Influence of the location of the transition between area-preserving and area-increasing branching.
The scaling exponent α is plotted against the number of levels N̅ with area-increasing branching in the network. For each N̅ the exponent was determined from a group of artificial networks that start from a smallest organism of fixed size and span eight orders of magnitude in blood volume to the largest organism, as described in section “Finite-size corrections to 3/4 allometric scaling”. N̅ is varied from 0 (pure area-preserving branching) to the entire network (pure area-increasing). Black circles: Networks with branching ratio n = 2 and a smallest organism size of N = 25 levels. Green circles: Networks with branching ratio n = 3 and a smallest organism size of N = 16 levels. These graphs capture both finite-size effects and the effects of varying the extent of the network that is built with area-increasing branching. The exponent α changes from 3/4 to 1 as N̅ grows, which is suggested by considering a composite of Figures 3B and 4. The red circles mark the prediction of the finite-size corrected WBE model (N̅ = 24 for n = 2 and N̅ = 15 for n = 3).
Figure 8.
Influence of an extended transition region.
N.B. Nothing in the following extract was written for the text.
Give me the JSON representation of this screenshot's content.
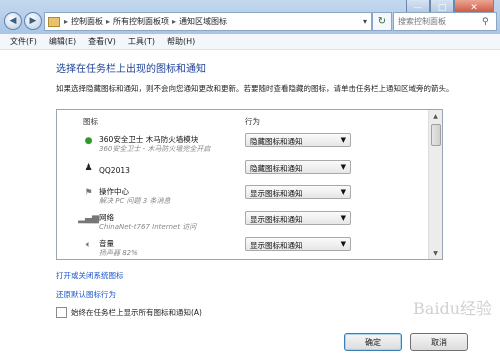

The three curves are analogous to those in Figure 6B. (In fact, the black curves are identical.) The figure shows how a transition over 12 (red circles) and 24 levels (green circles) shifts the curve relative to the WBE assumption of a transition over a single level (black circles). The more extended the transition region, the fewer the levels built with area-preserving branching. The scaling exponent increases as a consequence. Inset: The linear interpolation of rk+1/rk as a function of network level used in generating the red curve. The transition occurs from β = 2−1/2 = 0.707 to β = 2−1/3 = 0.794 over 12 levels centered at the WBE transition level N̅ = 24.
Figure 9.
Influence of the branching ratio.
The scaling exponent α as a function of the number of levels N̅b at which the branching ratio switches from n = 2 to the indicated value of 3 (black circles), 4 (red circles) or 5 (green circles). N̅b varied from 0 (a branching ratio of n = 2 at all levels) to the depth of the entire network (a branching ratio of n = 3, 4, or 5 at all levels). As in Figure 8, each exponent was calculated from networks that spanned eight orders of magnitude in blood volume. In these calculations, network levels with vessel radii ≤1 mm were built according to area-increasing branching, while vessels with radii larger than 1 mm followed area-preserving branching. These curves correspond to a cardiovascular system in which the branching ratio n is smaller near the heart and larger toward the capillaries. In all cases, a change in branching ratio within the network decreases the predicted scaling exponent, bringing it closer to the empirical value of 3/4 without ever touching it.
Figure 10.
Dependency of the scaling exponent on body mass range as determined by ordinary least squares regression on empirical data.
The data are binned in orders of magnitude for body mass as described in the text. (A) Cumulative binning starting with smallest mammals. (B) Cumulative binning starting from largest mammals. (C) Exponents from individual order-of-magnitude bins. The exponents computed from these aggregations of empirical data vary both above and below 3/4. Note, however, that in all cases the allometric exponents tend to increase with increasing body mass. The error bars represent the 95% confidence intervals. When data is scarce, the confidence intervals become so large that the exponents cannot be trusted. (The full range of some error bars is cut off by the scale of the plots.)